Frame: Legislation Is About Taxpayer Accountability
Frame told colleagues at the May 2 public hearing that “for me, this is a matter of taxpayer accountability. The original tax incentive bill was intended to retain and grow jobs.”
“I do not feel like I can stand by and do nothing,” she added.
Similar is HB 2146, sponsored by State Rep. Richard DeBolt (R-20) and cosponsored by State Rep. Cary Condotta (R-12). It sets an employment baseline of 75,000 employees, but uses a slightly different calculation formula than HB 2145. New state revenue would go toward the State Need Grant and several newly created accounts.
Condotta told colleagues that the bill was crafted to take a “different approach based on prior hearings and information we got from those hearings in terms of how the industry is very dynamic. What we wanted to look at is over a period of time what the averages were.”
“This is just a different approach, a softer approach,” he added. “But we’re still very concerned with what we want to hear today. Is the overall industry shrinking? Or is there actually a movement of jobs from Washington to other places and why are we losing and shedding so many jobs in this area?”
Proponents included Jason Chan, a Boeing engineer who works at the company’s Renton facility. “I’ve watched jobs of my brothers and sisters be sent to Oregon, Texas, Utah, Missouri, Arizona and South Carolina, to name a few states.”

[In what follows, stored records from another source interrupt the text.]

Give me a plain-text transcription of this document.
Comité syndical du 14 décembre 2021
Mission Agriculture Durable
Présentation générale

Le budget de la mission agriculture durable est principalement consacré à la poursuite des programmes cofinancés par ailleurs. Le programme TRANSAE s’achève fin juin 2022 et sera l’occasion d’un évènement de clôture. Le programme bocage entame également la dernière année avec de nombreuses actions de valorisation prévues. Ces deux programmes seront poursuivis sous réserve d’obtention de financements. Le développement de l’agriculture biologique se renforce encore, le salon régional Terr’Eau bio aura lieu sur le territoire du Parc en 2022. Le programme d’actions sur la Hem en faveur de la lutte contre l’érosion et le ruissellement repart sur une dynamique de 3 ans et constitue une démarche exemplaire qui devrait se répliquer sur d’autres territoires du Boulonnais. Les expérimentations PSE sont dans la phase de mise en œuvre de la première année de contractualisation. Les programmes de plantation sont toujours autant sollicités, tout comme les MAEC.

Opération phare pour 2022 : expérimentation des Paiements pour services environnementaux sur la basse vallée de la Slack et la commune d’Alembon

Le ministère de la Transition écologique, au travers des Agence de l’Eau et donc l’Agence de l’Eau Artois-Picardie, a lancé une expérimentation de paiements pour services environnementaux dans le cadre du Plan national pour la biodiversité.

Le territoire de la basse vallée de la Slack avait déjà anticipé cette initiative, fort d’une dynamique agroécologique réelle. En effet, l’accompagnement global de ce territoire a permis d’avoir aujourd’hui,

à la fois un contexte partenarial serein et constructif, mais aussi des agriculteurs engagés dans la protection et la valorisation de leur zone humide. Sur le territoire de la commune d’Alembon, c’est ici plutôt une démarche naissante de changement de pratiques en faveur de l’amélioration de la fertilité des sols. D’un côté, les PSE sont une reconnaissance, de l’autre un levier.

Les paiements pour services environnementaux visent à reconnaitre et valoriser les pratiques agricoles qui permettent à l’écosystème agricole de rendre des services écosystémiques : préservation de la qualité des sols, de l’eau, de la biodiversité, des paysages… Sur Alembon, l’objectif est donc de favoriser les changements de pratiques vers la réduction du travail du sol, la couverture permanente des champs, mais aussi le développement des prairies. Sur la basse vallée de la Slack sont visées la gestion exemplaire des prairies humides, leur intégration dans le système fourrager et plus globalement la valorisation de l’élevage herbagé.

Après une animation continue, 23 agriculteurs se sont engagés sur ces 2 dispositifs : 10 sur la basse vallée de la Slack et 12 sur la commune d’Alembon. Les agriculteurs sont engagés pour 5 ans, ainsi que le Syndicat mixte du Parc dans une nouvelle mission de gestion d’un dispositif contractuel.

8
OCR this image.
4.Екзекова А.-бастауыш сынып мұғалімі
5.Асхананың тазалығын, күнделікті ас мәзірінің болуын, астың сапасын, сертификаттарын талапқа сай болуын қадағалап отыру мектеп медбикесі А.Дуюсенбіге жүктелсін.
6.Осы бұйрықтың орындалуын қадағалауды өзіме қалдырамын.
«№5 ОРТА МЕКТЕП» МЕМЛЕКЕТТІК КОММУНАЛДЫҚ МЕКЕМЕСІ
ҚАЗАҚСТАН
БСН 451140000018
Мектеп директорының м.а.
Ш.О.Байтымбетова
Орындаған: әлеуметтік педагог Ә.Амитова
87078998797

“When we violate a company policy or our contract, there are repercussion,” he added. “That’s Boeing’s recourse. When Boeing violates the intent of the incentive extension to grow and maintain aerospace jobs, where’s our recourse?”
Business Leader Warn Of Industry Competition
However, Washington Roundtable Vice President Neil Strege warned committee members that “today, competition in the airline industry is intense and growing,” referring to government subsidies in both Europe and China that boost their ability to compete.
“Both of the bills before the committee today will increase Boeing’s costs of doing business, harm Boeing’s competitiveness, and ultimately hurt Boeing employees and Boeing’s future in Washington state,” he added.
Also testifying against the bills was Jim Lee, sales and marketing manager for Tool Gauge, a Tacoma-based aerospace parts company. He told the committee that “our state’s ongoing support for the aerospace industry is key to our growth. We fear that if the aerospace support is diminished, Boeing will be forced to tap into an even lower cost supply base elsewhere to remain competitive with Airbus. That would have a negative impact on our business.”
How To Keep Boeing In Washington State
The bills also drew criticism from local government officials such as Tukwila Mayor Allan Ekberg. Tukwila is located adjacent to Boeing’s Renton facility.
Ekberg cautioned committee members to “… think about the future, think about what could or could not happen. They’ve (Boeing) announced that they want to bring a new airplane to flight – the 797 – we want to be in the driver’s seat to win that competition. Let’s not turn them away with these types of house bills…let’s stand behind Boeing. And let’s bring the 797 home.”